A core product model should be extensible to the shop needs. Different ways may exist for differnt use-cases:
Use model inheritance:
class MySpecialProduct(Product):
"""
Adds special attributes etc.
"""
This would mean that a product is e.g. a DVD or a Vegetable, but never both. Although on database level this would be perfectly possible.
Use a kind of attachment approach:
class MySpecialProductExtension(models.Model):
"""
Adds special attributes and contains a relation to
the core Product.
"""
product = models.ForeignKey(Product)
This way a product could get multiple different attachments to it. On database level this will be the same as using model inheritance. On python code level this has a different meaning (I think).
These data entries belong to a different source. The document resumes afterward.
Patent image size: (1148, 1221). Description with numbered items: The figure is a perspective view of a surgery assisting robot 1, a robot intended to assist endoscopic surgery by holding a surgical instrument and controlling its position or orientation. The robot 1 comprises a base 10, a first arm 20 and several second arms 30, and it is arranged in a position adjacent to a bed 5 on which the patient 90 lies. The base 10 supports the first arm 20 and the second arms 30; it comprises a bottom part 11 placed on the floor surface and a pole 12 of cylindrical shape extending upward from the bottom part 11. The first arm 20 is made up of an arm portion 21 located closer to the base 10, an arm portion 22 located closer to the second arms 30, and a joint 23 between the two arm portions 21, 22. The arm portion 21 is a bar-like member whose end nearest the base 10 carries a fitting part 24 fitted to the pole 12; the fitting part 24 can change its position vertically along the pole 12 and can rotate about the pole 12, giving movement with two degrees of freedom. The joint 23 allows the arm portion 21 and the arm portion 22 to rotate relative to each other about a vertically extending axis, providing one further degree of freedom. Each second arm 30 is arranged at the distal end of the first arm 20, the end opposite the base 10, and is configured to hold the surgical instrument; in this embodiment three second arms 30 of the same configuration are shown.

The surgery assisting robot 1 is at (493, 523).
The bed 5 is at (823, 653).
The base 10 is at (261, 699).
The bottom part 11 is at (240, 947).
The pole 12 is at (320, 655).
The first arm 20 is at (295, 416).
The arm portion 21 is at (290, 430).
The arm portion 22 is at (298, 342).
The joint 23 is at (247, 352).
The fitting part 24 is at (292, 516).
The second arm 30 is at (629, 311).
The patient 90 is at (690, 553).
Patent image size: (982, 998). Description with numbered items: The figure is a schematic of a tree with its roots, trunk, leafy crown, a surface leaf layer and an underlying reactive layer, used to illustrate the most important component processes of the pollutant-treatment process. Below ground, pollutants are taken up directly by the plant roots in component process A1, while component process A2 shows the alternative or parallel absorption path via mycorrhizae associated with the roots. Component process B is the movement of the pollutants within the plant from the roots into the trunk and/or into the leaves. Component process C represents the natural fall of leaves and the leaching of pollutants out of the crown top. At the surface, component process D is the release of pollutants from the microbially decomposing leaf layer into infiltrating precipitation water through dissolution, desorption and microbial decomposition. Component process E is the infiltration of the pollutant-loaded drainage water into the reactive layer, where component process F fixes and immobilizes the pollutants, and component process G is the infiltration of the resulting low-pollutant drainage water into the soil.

Use the attributes approach for user-added custom attributes. See snippets/products.py for this approach.
The core Product model should not need to know anything about these extensions. Django ORM will take care of reverse accessors to these extensions.
Other Django-based webshops handle the complexity in a clever way: make the core product very extensible with so-called product attributes. Similar to key-value tags, product attributes allow for very flexible product creation, and a clever set of model managers hide the complexity of theses added tables quite well.
Are there reasons why these attributes should relate to Product instead of implementing a generic attribute app? Maybe this way:
class Attribute(models.Model):
# relation stuff
content_type = models.ForeignKey(ContentType)
object_id = models.PositiveIntegerField()
content_object = generic.GenericForeignKey('content_type', 'object_id')
# content and type
value = models.CharField(max_length = 500)
description = models.TextField()
type = models.ForeignKey(AttributeType)
See snippets/products.py for more info.